After a strong North wind of 15 knots pushed us South some 45 miles, which is exactly where we don’t want to go, we deployed the parachute anchor. The sea is some 6kms deep here so the para anchor sinks to about 80m and holds @Mhondoro into the wind, pretty much stationary.

This, of course, entirely messes my head up! To know you are at the complete mercy of the elements and can make zero headway towards your goal is daunting and debilitating. A supreme lesson in patience and trust!

Yesterday was day three of this and the highlight of my day was to swim and feed Raymond the remora small pieces of salami (which he loves!). During the afternoon the retrieval line buoy, instead of being off the bow of the boat, was dead astern!

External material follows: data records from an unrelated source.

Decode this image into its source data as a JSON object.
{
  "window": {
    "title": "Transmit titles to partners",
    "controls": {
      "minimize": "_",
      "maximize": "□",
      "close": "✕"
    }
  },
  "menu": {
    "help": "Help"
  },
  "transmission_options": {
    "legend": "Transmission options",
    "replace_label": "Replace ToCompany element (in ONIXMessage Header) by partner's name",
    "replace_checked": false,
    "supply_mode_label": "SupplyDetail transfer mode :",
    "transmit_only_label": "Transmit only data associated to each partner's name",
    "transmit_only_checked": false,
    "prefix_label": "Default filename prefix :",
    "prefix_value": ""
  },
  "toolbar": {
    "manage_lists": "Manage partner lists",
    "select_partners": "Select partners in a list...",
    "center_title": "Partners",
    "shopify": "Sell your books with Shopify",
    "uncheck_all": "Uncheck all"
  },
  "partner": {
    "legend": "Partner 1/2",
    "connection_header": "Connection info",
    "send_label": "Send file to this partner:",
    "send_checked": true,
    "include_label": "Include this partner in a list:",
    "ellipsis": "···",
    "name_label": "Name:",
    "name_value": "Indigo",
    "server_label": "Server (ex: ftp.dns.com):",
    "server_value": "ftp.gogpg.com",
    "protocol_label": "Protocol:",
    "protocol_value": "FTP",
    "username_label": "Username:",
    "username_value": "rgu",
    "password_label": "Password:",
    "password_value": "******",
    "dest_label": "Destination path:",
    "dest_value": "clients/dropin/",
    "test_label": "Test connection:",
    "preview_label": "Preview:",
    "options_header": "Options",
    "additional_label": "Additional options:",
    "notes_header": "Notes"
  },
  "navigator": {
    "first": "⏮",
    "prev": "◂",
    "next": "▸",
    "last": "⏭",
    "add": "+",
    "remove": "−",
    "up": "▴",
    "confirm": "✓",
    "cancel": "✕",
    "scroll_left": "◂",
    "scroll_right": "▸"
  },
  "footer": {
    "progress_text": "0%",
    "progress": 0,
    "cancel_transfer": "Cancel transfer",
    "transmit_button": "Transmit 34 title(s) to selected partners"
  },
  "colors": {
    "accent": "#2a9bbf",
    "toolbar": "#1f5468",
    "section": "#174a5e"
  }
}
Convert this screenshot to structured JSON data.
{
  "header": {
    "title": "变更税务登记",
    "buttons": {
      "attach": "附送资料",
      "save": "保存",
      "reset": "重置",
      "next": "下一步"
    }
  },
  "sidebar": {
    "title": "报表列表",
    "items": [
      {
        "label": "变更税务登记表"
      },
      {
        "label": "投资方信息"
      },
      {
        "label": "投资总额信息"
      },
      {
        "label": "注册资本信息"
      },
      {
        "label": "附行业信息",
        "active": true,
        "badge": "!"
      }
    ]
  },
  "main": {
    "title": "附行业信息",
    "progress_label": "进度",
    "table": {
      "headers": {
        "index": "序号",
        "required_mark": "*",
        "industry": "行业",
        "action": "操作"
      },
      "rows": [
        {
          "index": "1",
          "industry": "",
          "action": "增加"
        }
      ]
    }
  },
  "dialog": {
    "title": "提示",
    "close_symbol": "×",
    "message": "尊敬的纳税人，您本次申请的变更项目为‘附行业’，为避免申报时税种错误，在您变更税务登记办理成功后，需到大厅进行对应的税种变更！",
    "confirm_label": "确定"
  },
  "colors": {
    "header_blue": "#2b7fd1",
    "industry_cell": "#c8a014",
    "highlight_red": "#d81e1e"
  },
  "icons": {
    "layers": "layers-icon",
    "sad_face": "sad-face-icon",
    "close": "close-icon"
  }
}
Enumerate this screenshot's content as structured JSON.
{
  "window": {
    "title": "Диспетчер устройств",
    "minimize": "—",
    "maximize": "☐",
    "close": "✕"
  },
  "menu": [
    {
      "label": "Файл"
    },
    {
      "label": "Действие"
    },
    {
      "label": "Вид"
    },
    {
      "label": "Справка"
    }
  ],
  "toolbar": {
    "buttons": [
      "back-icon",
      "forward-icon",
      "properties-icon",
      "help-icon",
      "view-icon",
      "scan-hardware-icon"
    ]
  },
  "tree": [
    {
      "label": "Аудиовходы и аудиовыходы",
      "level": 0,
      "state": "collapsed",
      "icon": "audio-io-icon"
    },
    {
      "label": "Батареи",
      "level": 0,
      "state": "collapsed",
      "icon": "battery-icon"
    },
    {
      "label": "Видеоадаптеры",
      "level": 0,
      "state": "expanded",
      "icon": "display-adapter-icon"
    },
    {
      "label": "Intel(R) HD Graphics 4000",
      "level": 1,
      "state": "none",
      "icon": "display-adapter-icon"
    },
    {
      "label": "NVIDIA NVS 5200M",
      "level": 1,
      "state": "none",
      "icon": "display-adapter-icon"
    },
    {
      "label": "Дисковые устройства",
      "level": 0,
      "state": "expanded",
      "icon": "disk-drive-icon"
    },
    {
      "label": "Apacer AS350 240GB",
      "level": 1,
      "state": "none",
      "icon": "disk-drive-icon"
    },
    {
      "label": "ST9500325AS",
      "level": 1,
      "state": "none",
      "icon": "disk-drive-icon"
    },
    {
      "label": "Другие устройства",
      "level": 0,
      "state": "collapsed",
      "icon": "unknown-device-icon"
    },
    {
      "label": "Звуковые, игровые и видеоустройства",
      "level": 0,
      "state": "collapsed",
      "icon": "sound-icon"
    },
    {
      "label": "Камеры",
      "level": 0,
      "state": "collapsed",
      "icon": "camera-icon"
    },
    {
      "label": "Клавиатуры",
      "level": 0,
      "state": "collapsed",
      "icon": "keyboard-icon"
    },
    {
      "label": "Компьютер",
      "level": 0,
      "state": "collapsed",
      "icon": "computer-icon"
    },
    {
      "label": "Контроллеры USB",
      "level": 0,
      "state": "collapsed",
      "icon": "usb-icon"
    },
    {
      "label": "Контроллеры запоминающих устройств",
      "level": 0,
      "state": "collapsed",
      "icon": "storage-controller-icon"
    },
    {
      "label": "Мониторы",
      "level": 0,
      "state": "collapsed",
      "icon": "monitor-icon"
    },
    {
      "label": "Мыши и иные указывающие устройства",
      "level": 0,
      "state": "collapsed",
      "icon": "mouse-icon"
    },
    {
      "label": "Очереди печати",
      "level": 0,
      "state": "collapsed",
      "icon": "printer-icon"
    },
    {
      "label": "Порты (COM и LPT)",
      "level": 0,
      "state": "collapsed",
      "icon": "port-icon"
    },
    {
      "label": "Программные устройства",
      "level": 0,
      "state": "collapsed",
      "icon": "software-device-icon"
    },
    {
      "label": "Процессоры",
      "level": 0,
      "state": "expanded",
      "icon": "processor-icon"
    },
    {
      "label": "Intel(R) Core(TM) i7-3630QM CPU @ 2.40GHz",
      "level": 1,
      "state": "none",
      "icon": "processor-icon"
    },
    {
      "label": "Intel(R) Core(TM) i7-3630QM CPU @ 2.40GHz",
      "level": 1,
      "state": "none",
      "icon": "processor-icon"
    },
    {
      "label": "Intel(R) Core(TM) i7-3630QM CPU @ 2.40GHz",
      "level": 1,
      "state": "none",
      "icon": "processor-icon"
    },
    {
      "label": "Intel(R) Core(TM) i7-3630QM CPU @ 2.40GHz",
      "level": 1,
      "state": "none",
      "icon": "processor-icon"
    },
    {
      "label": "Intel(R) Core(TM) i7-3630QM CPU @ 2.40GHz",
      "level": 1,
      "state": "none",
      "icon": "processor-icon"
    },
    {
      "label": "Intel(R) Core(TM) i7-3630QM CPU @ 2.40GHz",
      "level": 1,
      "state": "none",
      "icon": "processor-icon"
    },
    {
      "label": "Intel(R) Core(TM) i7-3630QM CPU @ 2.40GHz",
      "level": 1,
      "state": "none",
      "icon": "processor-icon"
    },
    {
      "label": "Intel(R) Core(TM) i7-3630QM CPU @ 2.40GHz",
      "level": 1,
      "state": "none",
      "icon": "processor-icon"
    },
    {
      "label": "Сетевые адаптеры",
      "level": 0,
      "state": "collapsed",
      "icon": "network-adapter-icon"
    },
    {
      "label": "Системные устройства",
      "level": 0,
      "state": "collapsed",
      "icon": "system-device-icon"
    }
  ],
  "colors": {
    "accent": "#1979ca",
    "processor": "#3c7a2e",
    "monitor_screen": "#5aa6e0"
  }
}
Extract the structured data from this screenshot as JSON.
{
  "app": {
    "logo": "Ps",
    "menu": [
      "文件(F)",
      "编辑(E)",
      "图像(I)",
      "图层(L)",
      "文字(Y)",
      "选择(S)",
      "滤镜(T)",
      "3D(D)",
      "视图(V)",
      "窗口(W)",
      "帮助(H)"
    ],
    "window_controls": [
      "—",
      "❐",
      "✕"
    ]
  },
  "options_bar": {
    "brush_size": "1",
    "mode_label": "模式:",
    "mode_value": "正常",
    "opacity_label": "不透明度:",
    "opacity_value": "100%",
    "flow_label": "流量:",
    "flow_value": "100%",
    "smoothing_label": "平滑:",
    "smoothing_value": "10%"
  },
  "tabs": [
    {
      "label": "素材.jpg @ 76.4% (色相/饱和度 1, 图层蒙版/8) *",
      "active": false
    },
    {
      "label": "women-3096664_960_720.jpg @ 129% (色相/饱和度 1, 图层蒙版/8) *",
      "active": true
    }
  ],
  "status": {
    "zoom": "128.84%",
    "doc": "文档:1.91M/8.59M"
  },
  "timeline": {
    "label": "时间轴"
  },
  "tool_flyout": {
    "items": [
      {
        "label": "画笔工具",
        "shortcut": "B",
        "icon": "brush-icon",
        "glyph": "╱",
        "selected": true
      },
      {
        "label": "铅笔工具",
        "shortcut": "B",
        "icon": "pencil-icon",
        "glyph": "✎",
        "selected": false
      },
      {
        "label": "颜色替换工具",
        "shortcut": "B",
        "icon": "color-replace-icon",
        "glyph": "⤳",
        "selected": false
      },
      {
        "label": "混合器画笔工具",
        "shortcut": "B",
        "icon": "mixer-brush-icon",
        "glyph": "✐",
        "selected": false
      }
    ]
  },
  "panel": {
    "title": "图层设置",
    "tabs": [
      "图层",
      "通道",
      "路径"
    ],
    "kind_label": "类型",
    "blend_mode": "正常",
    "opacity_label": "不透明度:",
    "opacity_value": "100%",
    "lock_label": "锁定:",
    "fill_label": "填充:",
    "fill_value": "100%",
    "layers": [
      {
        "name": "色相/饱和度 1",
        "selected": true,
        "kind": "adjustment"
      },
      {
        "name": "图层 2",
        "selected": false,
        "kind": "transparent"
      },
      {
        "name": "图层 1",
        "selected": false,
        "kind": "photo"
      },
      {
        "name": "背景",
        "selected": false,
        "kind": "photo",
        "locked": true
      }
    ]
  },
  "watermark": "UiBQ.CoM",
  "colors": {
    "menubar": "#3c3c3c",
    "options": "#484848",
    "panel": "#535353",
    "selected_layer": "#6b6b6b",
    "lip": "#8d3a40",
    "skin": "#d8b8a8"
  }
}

I immediately pulled the line in and realized something was wrong. The shackle, which I’d secured with a cable tie, had fallen off.

We had to laboriously pull in the inflated anchor in by hand! Once on board, I saw that the para anchor shackle cable tie had also disappeared and that the shackle pin was holding on by literally one thread!

Had she also gone it would be ‘game over’ as we would head directly south and miss Rio entirely! Our expedition would have been over!

I have now tied off all shackles so that Neptune himself can’t listen them!

The great news is, we upped anchor at 13.15 today and are heading West/North West, albeit very slowly with hard rowing, each stroke takes us a minuscule amount closer at 1.7knots.

We are anticipating Easterlies from tomorrow which will be more in our favour. Hold thumbs!